Project Proposal:
Performing Optical Flow with CUDA
Dev Shah - devs@andrew.cmu.edu, Haopeng Wang - wanghp18@andrew.cmu.edu
Checkpoint
Proposal
Summary
We are going to be optimizing/improving the performance of Optical Flow by using scheduling techniques in Halide (a domain specific language used for image processing). We ended up with a 7x speedup over a sequential version of the code.
Background
Optical Flow is the apparent motion of objects, surfaces, and edges in a visual scene caused by relative motion between the observer and the scene. This is extremely useful in object tracking. By tracking the relative motion of the entire scene, one can keep track of where the object is with respect to previous frames given the change in motion. Our inputs are two images, which are sequential frames in a video. The output is a vectorized field drawn on top of the second frame. The green dot represents the location on the second image, and the red line indicates the movement from the previous frame. Halide performs calculations by defining functions which are realized to calculate images. We provided different scheduling techniques (we used a variations/combinations of the 1st, 4th, and 5th) on these functions in order to improve speedup. This involved vectorizing and tiling. There are multiple parts to the optical flow algorithm which could be parallelized, the biggest of which is the calculation of the spatial gradient. The spatial gradient requires calculation of the derivative of the image with respect to x and y directions. This requires gathering a 5x5 window around each pixel and calculating the effect neighboring pixels have on that specific image. This is similar to the blur example which is commonly used to demonstrate the powerfulness of Halide. A lot of the computation here can be improved by spatial locality. With improper pipelining, there is a lot of redundant work being done. This is because precomputed data is needed between calculating the spatial gradient from the derivatives. A lot of that information can be

Approach
We used image processing specific language Halide to implement pyramid recursive LK optical flow algorithm. Halide runs on LLVM and rely on CUDA library, we can compile Halide code targeting CUDA platform to utilize GPU highly parallism computation power. During the the project implementation, we used the GHC63 machine, which has the graphics processing unit GeForce GTX 480.
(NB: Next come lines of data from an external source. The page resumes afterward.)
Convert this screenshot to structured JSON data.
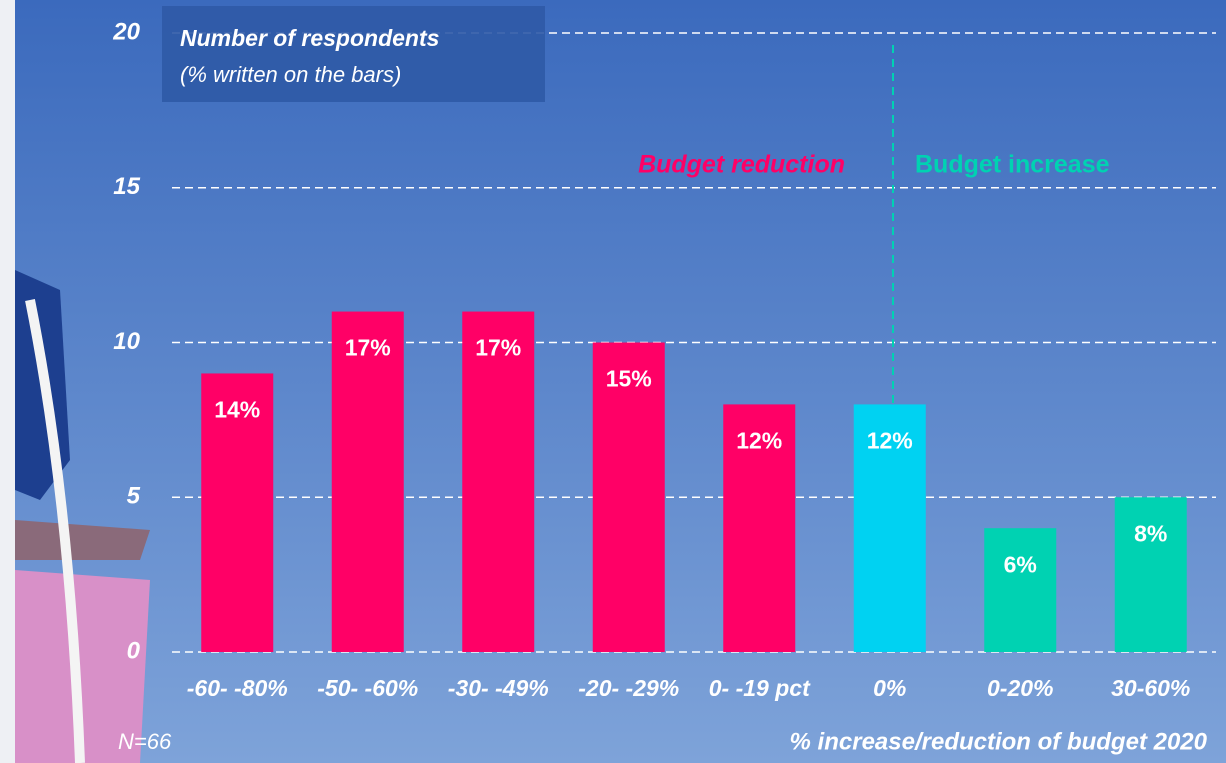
{
  "chart_data": {
    "type": "bar",
    "title": "Number of  respondents",
    "subtitle": "(% written on the bars)",
    "categories": [
      "-60- -80%",
      "-50- -60%",
      "-30- -49%",
      "-20- -29%",
      "0- -19 pct",
      "0%",
      "0-20%",
      "30-60%"
    ],
    "values": [
      9,
      11,
      11,
      10,
      8,
      8,
      4,
      5
    ],
    "percent_labels": [
      "14%",
      "17%",
      "17%",
      "15%",
      "12%",
      "12%",
      "6%",
      "8%"
    ],
    "colors": [
      "#ff0066",
      "#ff0066",
      "#ff0066",
      "#ff0066",
      "#ff0066",
      "#00d2f2",
      "#00d2b2",
      "#00d2b2"
    ],
    "ylim": [
      0,
      20
    ],
    "yticks": [
      0,
      5,
      10,
      15,
      20
    ],
    "grid": true,
    "annotations": [
      "Budget reduction",
      "Budget increase"
    ],
    "note": "N=66",
    "x_label": "% increase/reduction of budget 2020"
  }
}
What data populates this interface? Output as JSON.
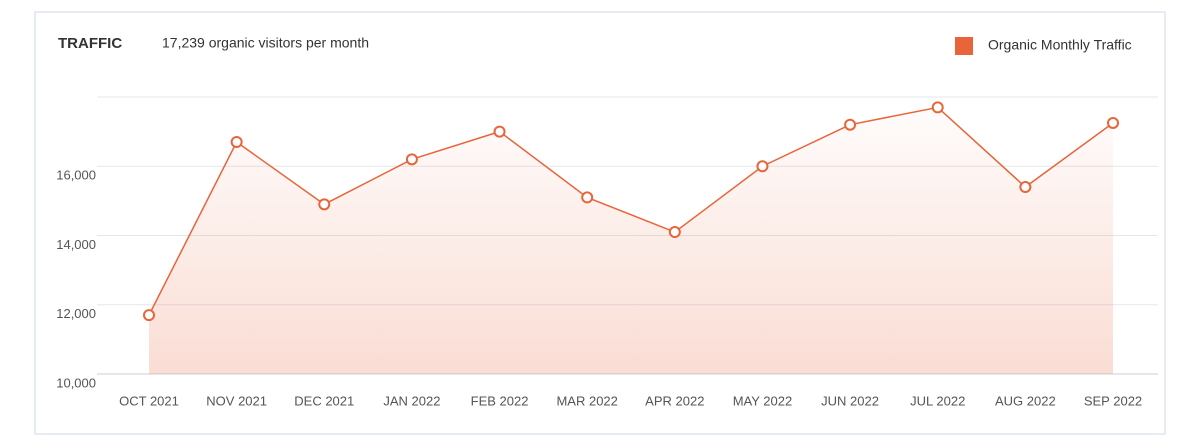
{
  "chart_data": {
    "type": "line",
    "title": "TRAFFIC",
    "subtitle": "17,239 organic visitors per month",
    "categories": [
      "OCT 2021",
      "NOV 2021",
      "DEC 2021",
      "JAN 2022",
      "FEB 2022",
      "MAR 2022",
      "APR 2022",
      "MAY 2022",
      "JUN 2022",
      "JUL 2022",
      "AUG 2022",
      "SEP 2022"
    ],
    "series": [
      {
        "name": "Organic Monthly Traffic",
        "color": "#e8643a",
        "values": [
          11700,
          16700,
          14900,
          16200,
          17000,
          15100,
          14100,
          16000,
          17200,
          17700,
          15400,
          17250
        ]
      }
    ],
    "ylim": [
      10000,
      18000
    ],
    "yticks": [
      {
        "value": 10000,
        "label": "10,000"
      },
      {
        "value": 12000,
        "label": "12,000"
      },
      {
        "value": 14000,
        "label": "14,000"
      },
      {
        "value": 16000,
        "label": "16,000"
      }
    ],
    "grid": true,
    "legend": "top-right"
  }
}
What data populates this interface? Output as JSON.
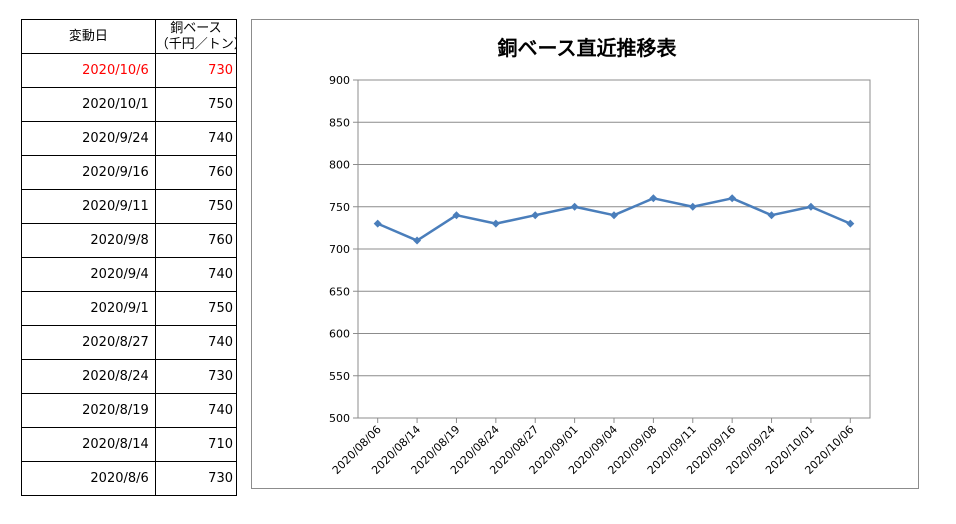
{
  "table": {
    "header": {
      "date": "変動日",
      "price_line1": "銅ベース",
      "price_line2": "（千円／トン）"
    },
    "rows": [
      {
        "date": "2020/10/6",
        "price": "730",
        "highlight": true
      },
      {
        "date": "2020/10/1",
        "price": "750",
        "highlight": false
      },
      {
        "date": "2020/9/24",
        "price": "740",
        "highlight": false
      },
      {
        "date": "2020/9/16",
        "price": "760",
        "highlight": false
      },
      {
        "date": "2020/9/11",
        "price": "750",
        "highlight": false
      },
      {
        "date": "2020/9/8",
        "price": "760",
        "highlight": false
      },
      {
        "date": "2020/9/4",
        "price": "740",
        "highlight": false
      },
      {
        "date": "2020/9/1",
        "price": "750",
        "highlight": false
      },
      {
        "date": "2020/8/27",
        "price": "740",
        "highlight": false
      },
      {
        "date": "2020/8/24",
        "price": "730",
        "highlight": false
      },
      {
        "date": "2020/8/19",
        "price": "740",
        "highlight": false
      },
      {
        "date": "2020/8/14",
        "price": "710",
        "highlight": false
      },
      {
        "date": "2020/8/6",
        "price": "730",
        "highlight": false
      }
    ],
    "highlight_color": "#ff0000"
  },
  "chart_data": {
    "type": "line",
    "title": "銅ベース直近推移表",
    "xlabel": "",
    "ylabel": "",
    "categories": [
      "2020/08/06",
      "2020/08/14",
      "2020/08/19",
      "2020/08/24",
      "2020/08/27",
      "2020/09/01",
      "2020/09/04",
      "2020/09/08",
      "2020/09/11",
      "2020/09/16",
      "2020/09/24",
      "2020/10/01",
      "2020/10/06"
    ],
    "series": [
      {
        "values": [
          730,
          710,
          740,
          730,
          740,
          750,
          740,
          760,
          750,
          760,
          740,
          750,
          730
        ],
        "color": "#4a7ebb",
        "marker": "diamond"
      }
    ],
    "ylim": [
      500,
      900
    ],
    "yticks": [
      500,
      550,
      600,
      650,
      700,
      750,
      800,
      850,
      900
    ],
    "grid": true,
    "legend": "none"
  }
}
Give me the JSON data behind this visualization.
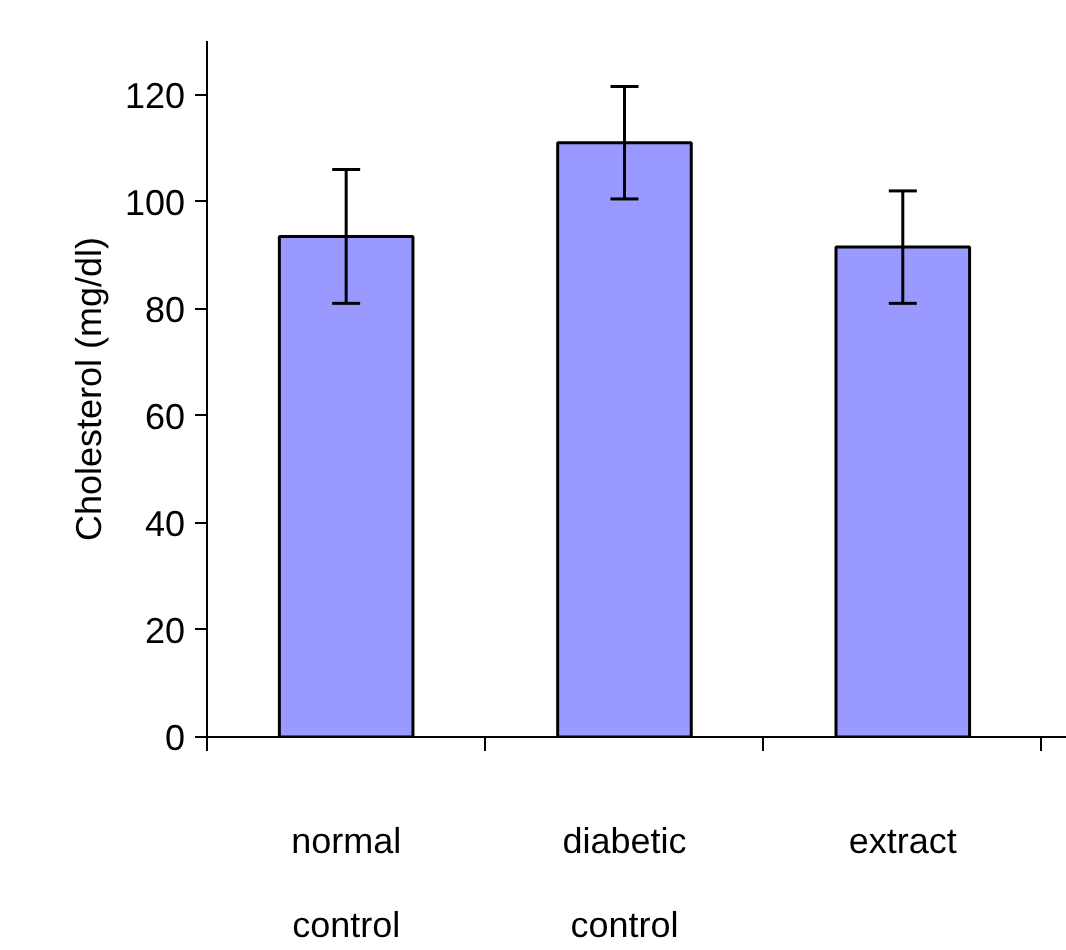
{
  "chart_data": {
    "type": "bar",
    "ylabel": "Cholesterol (mg/dl)",
    "categories": [
      "normal\ncontrol",
      "diabetic\ncontrol",
      "extract"
    ],
    "values": [
      93.5,
      111,
      91.5
    ],
    "errors": [
      12.5,
      10.5,
      10.5
    ],
    "color": "#9999ff",
    "ylim": [
      0,
      130
    ],
    "yticks": [
      0,
      20,
      40,
      60,
      80,
      100,
      120
    ],
    "grid": false
  }
}
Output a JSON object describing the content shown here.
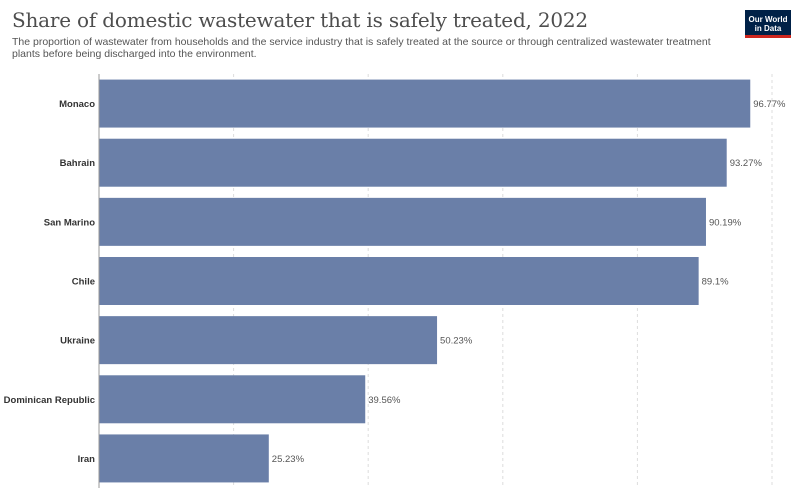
{
  "title": "Share of domestic wastewater that is safely treated, 2022",
  "subtitle": "The proportion of wastewater from households and the service industry that is safely treated at the source or through centralized wastewater treatment plants before being discharged into the environment.",
  "logo": {
    "line1": "Our World",
    "line2": "in Data"
  },
  "colors": {
    "bar": "#6a7fa8",
    "grid": "#dddddd",
    "axis": "#999999",
    "logo_bg": "#002147",
    "logo_accent": "#ce261e"
  },
  "chart_data": {
    "type": "bar",
    "orientation": "horizontal",
    "categories": [
      "Monaco",
      "Bahrain",
      "San Marino",
      "Chile",
      "Ukraine",
      "Dominican Republic",
      "Iran"
    ],
    "values": [
      96.77,
      93.27,
      90.19,
      89.1,
      50.23,
      39.56,
      25.23
    ],
    "value_labels": [
      "96.77%",
      "93.27%",
      "90.19%",
      "89.1%",
      "50.23%",
      "39.56%",
      "25.23%"
    ],
    "xlim": [
      0,
      100
    ],
    "grid": true,
    "gridlines_at": [
      20,
      40,
      60,
      80,
      100
    ]
  }
}
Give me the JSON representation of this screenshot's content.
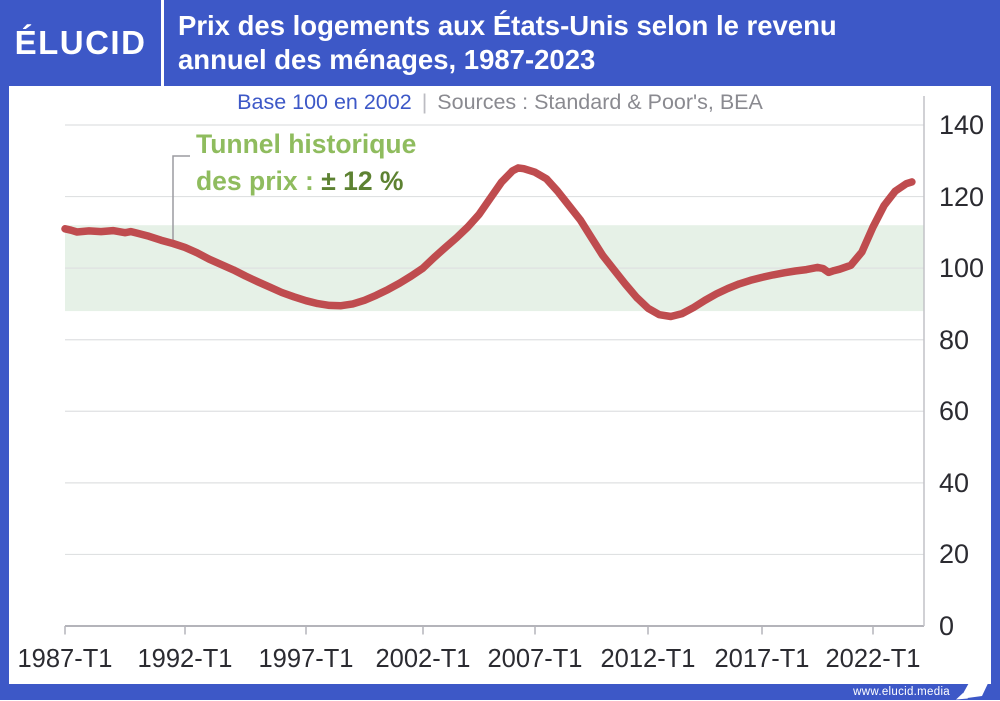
{
  "header": {
    "logo": "ÉLUCID",
    "title_line1": "Prix des logements aux États-Unis selon le revenu",
    "title_line2": "annuel des ménages, 1987-2023"
  },
  "subtitle": {
    "base": "Base 100 en 2002",
    "separator": "|",
    "sources": "Sources : Standard & Poor's, BEA"
  },
  "annotation": {
    "line1": "Tunnel historique",
    "line2_prefix": "des prix : ",
    "line2_value": "± 12 %"
  },
  "footer": {
    "url": "www.elucid.media"
  },
  "colors": {
    "brand_blue": "#3d58c7",
    "line_red": "#bf4c4f",
    "band_green": "#e6f1e7",
    "annotation_green": "#8fbc5e",
    "annotation_dark_green": "#5d8232",
    "grid_gray": "#dfe1e2",
    "axis_gray": "#b4b4ba"
  },
  "chart_data": {
    "type": "line",
    "title": "Prix des logements aux États-Unis selon le revenu annuel des ménages, 1987-2023",
    "subtitle": "Base 100 en 2002",
    "sources": "Standard & Poor's, BEA",
    "xlabel": "",
    "ylabel": "",
    "ylim": [
      0,
      140
    ],
    "y_ticks": [
      0,
      20,
      40,
      60,
      80,
      100,
      120,
      140
    ],
    "x_tick_labels": [
      "1987-T1",
      "1992-T1",
      "1997-T1",
      "2002-T1",
      "2007-T1",
      "2012-T1",
      "2017-T1",
      "2022-T1"
    ],
    "x_tick_years": [
      1987,
      1992,
      1997,
      2002,
      2007,
      2012,
      2017,
      2022
    ],
    "x_range": [
      1987,
      2023.75
    ],
    "grid": true,
    "legend": "none",
    "band": {
      "label": "Tunnel historique des prix : ± 12 %",
      "from": 88,
      "to": 112
    },
    "series": [
      {
        "points": [
          [
            1987.0,
            111.0
          ],
          [
            1987.25,
            110.6
          ],
          [
            1987.5,
            110.1
          ],
          [
            1988.0,
            110.4
          ],
          [
            1988.5,
            110.2
          ],
          [
            1989.0,
            110.5
          ],
          [
            1989.5,
            109.9
          ],
          [
            1989.75,
            110.2
          ],
          [
            1990.0,
            109.8
          ],
          [
            1990.5,
            108.9
          ],
          [
            1991.0,
            107.8
          ],
          [
            1991.5,
            106.9
          ],
          [
            1992.0,
            105.8
          ],
          [
            1992.5,
            104.3
          ],
          [
            1993.0,
            102.5
          ],
          [
            1993.5,
            101.0
          ],
          [
            1994.0,
            99.5
          ],
          [
            1994.5,
            97.8
          ],
          [
            1995.0,
            96.2
          ],
          [
            1995.5,
            94.7
          ],
          [
            1996.0,
            93.2
          ],
          [
            1996.5,
            92.0
          ],
          [
            1997.0,
            90.9
          ],
          [
            1997.5,
            90.1
          ],
          [
            1998.0,
            89.6
          ],
          [
            1998.5,
            89.5
          ],
          [
            1999.0,
            90.0
          ],
          [
            1999.5,
            91.0
          ],
          [
            2000.0,
            92.4
          ],
          [
            2000.5,
            94.0
          ],
          [
            2001.0,
            95.8
          ],
          [
            2001.5,
            97.8
          ],
          [
            2002.0,
            100.0
          ],
          [
            2002.5,
            103.0
          ],
          [
            2003.0,
            105.8
          ],
          [
            2003.5,
            108.5
          ],
          [
            2004.0,
            111.5
          ],
          [
            2004.5,
            115.0
          ],
          [
            2005.0,
            119.5
          ],
          [
            2005.5,
            124.0
          ],
          [
            2006.0,
            127.2
          ],
          [
            2006.25,
            128.0
          ],
          [
            2006.5,
            127.8
          ],
          [
            2007.0,
            126.8
          ],
          [
            2007.5,
            125.0
          ],
          [
            2008.0,
            121.5
          ],
          [
            2008.5,
            117.5
          ],
          [
            2009.0,
            113.5
          ],
          [
            2009.5,
            108.5
          ],
          [
            2010.0,
            103.5
          ],
          [
            2010.5,
            99.5
          ],
          [
            2011.0,
            95.5
          ],
          [
            2011.5,
            91.8
          ],
          [
            2012.0,
            88.8
          ],
          [
            2012.5,
            87.0
          ],
          [
            2013.0,
            86.5
          ],
          [
            2013.5,
            87.3
          ],
          [
            2014.0,
            89.0
          ],
          [
            2014.5,
            91.0
          ],
          [
            2015.0,
            92.8
          ],
          [
            2015.5,
            94.3
          ],
          [
            2016.0,
            95.6
          ],
          [
            2016.5,
            96.6
          ],
          [
            2017.0,
            97.4
          ],
          [
            2017.5,
            98.1
          ],
          [
            2018.0,
            98.7
          ],
          [
            2018.5,
            99.2
          ],
          [
            2019.0,
            99.6
          ],
          [
            2019.5,
            100.2
          ],
          [
            2019.75,
            99.9
          ],
          [
            2020.0,
            98.8
          ],
          [
            2020.25,
            99.3
          ],
          [
            2020.5,
            99.7
          ],
          [
            2021.0,
            100.8
          ],
          [
            2021.5,
            104.5
          ],
          [
            2022.0,
            111.5
          ],
          [
            2022.5,
            117.5
          ],
          [
            2023.0,
            121.5
          ],
          [
            2023.5,
            123.6
          ],
          [
            2023.75,
            124.1
          ]
        ]
      }
    ]
  }
}
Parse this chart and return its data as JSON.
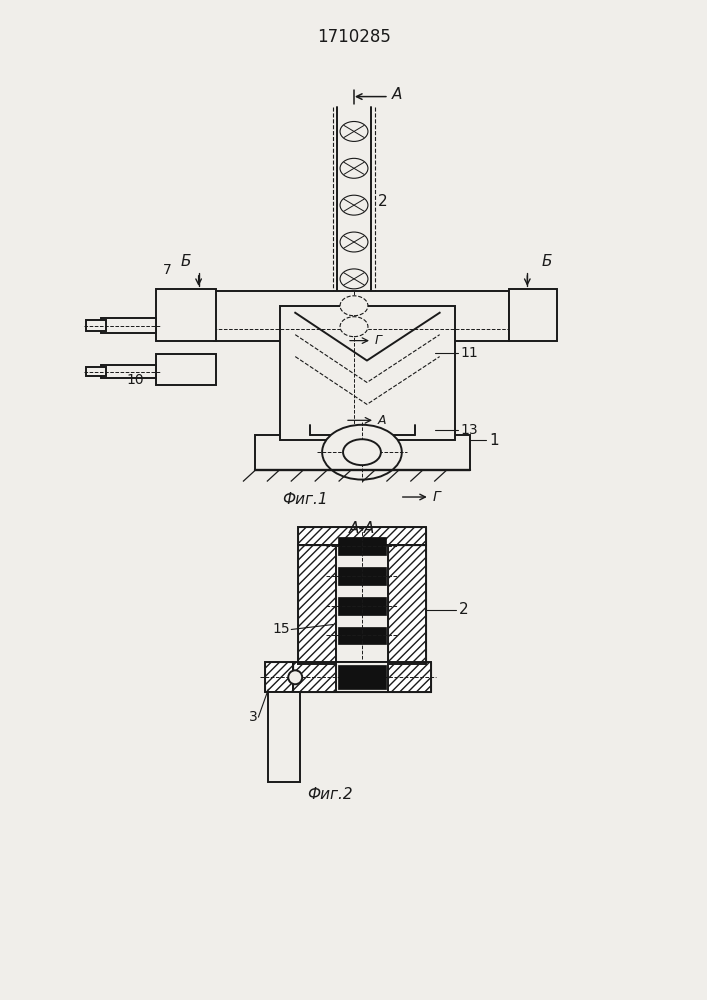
{
  "title": "1710285",
  "fig1_label": "Фиг.1",
  "fig2_label": "Фиг.2",
  "section_label": "А-А",
  "bg_color": "#f0eeea",
  "line_color": "#1a1a1a",
  "lw_main": 1.4,
  "lw_thin": 0.8,
  "lw_dash": 0.7
}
2. The pyramid recursive LK optical flow implementation involves several parts:

1) grayscale given color image: Given a color input image, based on rec601 luma component computation, we converted the three channels color information into one channal grayscale information. In this step, the whole image is converted and Halide is very suitable to do bulk image processing. We just use the computation defination syntax provide by Halide, and Halide will do a simple pixel by pixel parallism.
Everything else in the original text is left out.